Mi abuelo Juan sí que tocaba bien, daba gloria escucharlo  prosiguió Miguel señalándome una fotografía amarillenta en la pared. Tenía una tienda-bar aquí cerquita, en esta misma calle. Allí se juntaban unos cuantos amigotes suyos y a él le gustaba tocar para ellos. Esa tienda era su tablao y su teatro. Yo me escondía detrás de los sacos de garbanzos y escuchaba. Era increíble que aquellas manos ásperas y callosas, las mismas que desollaban un conejo o levantaban un saco de treinta kilos, pudieran crear aquellos sonidos. Con él vi al Maestro por primera y única vez en un concierto. Ese verano del 80 fuimos a Madrid a visitar a mis tíos, y mi abuelo me llevo a verlo al Parque de Atracciones. "Prepárate Miguelito, que no todos los días ve uno a Dios" , me dijo.  Me pasé hora y media sin decir ni mu. Mi abuelo me miraba extrañado. Normal, teniendo en cuenta que desde chiquitito charlo por los codos.  Pero no eran las manos del dios las que me tenían embobado, sino las de uno de sus ángeles, ese hombre de pelo largo y rizado que golpeaba un cajón de madera. No paré de dar la lata hasta que conseguí que mi tío Daniel, que se maneja bien con la madera, me hiciera uno. Si no va a parar de golpear todo lo que se encuentre, mejor que lo haga en un cajón de verdad, le decía él a mi madre. Hace poco supe que aquel día fue la primera vez que se tocaba el cajón en un concierto en España y que había sido Paco de Lucía quien lo había traído de Perú. Aún conservo mi primer cajón, aunque ya no lo toco apenas, está ya mu currao. Buenos ratitos flamencos me eché con mis amigos. El cajón consiguió que me olvidara de mis ganas frustradas de tocar la guitarra.

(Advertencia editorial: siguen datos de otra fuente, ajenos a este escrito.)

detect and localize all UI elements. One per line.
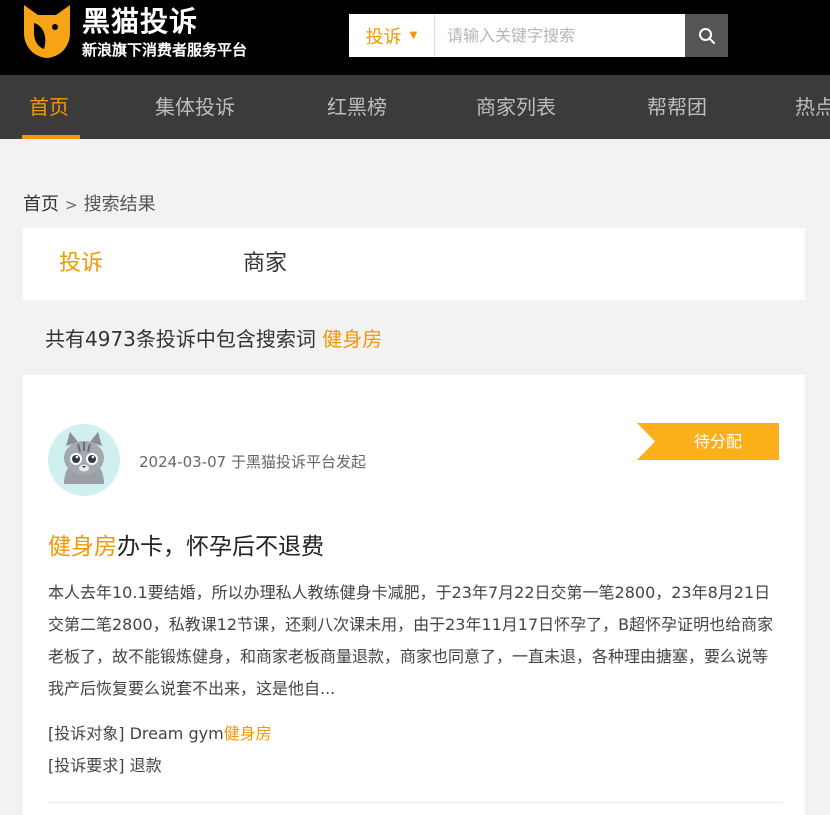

Miguel alzó su copa al mismo tiempo que su mirada. A tu memoria dijo. Yo lo imité, sin que me quedara claro si ese brindis era por Paco o por el abuelo Juan. En fin, lo mismo daba.

Me terminé el vino y me despedí de Miguel. Él continuó con sus faenas. Yo di por terminada mi jornada de trabajo. Había conseguido la fotografía que buscaba.

Unos días después, bajo el titular "El pueblo de Algeciras despide a un dios", la imagen de Miguel arrodillado en la calle aparecía en la revista flamenca Melismas.